The story I came across this morning on Fox News is a bit off the wall. At the same time, I can see something like this and it being put forth as a panacea for all that ails you. So that I'm not viewed as a total Big-Brotheresque prude, let me first say that what you want to do is your own business. I don't care who or what you have sex with. In that sense, I would see these robot sexbots as a natural extension of the sex toys industry and it's latest invention, the Serbian knob on a stick.

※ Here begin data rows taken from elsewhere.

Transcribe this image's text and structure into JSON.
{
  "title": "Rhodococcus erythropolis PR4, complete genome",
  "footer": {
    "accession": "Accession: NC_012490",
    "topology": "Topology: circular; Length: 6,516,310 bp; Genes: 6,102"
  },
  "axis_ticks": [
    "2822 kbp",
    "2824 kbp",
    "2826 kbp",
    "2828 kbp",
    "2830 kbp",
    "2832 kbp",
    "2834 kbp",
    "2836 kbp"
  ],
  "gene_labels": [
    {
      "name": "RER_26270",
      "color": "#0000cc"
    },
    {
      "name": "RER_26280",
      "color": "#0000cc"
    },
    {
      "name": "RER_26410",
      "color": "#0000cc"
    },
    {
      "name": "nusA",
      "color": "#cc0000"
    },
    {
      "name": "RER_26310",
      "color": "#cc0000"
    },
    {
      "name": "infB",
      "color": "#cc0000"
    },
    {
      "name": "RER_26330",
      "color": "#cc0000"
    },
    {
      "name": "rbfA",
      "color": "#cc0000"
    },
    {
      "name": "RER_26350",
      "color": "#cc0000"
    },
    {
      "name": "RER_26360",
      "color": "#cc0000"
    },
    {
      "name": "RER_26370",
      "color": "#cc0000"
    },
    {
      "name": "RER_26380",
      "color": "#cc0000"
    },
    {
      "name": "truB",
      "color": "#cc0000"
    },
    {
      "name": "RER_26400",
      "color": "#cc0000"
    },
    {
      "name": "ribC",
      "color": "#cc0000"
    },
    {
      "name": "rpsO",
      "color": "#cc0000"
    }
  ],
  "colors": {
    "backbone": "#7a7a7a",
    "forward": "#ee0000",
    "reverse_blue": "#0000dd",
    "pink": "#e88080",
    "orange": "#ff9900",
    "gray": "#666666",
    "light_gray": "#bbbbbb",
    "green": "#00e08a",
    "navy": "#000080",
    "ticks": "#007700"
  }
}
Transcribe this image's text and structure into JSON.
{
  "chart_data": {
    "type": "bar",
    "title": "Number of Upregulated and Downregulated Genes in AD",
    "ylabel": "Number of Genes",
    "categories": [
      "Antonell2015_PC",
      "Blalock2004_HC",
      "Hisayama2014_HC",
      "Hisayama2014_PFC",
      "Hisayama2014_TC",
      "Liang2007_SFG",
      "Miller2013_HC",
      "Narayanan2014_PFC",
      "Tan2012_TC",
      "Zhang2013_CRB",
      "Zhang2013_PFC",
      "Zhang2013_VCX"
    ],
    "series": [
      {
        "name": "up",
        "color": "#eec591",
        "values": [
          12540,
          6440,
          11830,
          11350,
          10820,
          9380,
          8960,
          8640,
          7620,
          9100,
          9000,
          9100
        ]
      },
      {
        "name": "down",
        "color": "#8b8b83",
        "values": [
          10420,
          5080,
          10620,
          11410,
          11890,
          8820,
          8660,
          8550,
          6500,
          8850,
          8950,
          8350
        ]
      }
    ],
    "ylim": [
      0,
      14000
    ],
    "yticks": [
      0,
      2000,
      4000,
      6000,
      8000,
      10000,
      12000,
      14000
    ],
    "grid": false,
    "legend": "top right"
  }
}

At the same time, David Levy's idea that human-robot marriages will be legal and performed in 2050 is a bit out there. I suppose that it's possible, but I think before people can go about marrying inanimate objects, there are all kinds of animate objects to marry. I would think that in order for human/robot marriages to happen, polygamy, reverse polygamy (polyandry), human-animal marriage, and probably some other stuff would have to happen first. The big question for me here is why? What's the point of it? I suppose you might want to get your robot's tune-ups on your health plan, but other than that it just seems silly. I wouldn't be surprised for people to say they fall in love with their robots because as Levy says, you can program that sucker to be the perfect companion. You want to sit around and have it wait on you? It'll do that. You want it to sit around while you wait on it? It'll do that too. There's really nothing that a robot can't do...except love you back. Isn't that really part of the equation? I don't care how good looking a robot is or how perfect it is. Part of marriage and part of love is that you have two flawed people, each with different thoughts and feelings putting those aside and working together on a relationship. If it was just one-sided, what kind of relationship would it be? Sure, that robot could look like a circa 1999 Britney Spears or George Clooney and it would look like that, unchanging, forever. You'd always have arm candy for your parties or whatever, but the problem with having a Clooneybot and going to a party is that you're going to be made fun of for the rest of your life. Beyond that, no matter how good looking it is and how "loving" it is, it wouldn't love you. You'd be just as empty as before, except perhaps moreso because your Britneybot set you back $100,000. You'd have wild crazy relations and you'd be at least as sad and depressed as before.
Again, I don't care if people choose to have sex with these things. I just don't see the point of marriage because there's no relationship there. It's like marrying my Dimension XPS 410, only in woman form. It can update my blog, check my email, and surf the web, but it cares just as much about me as the pen on my desk.
(Feel free to insert your own "What if this runs on Windows/Blue Screen of Death joke here.)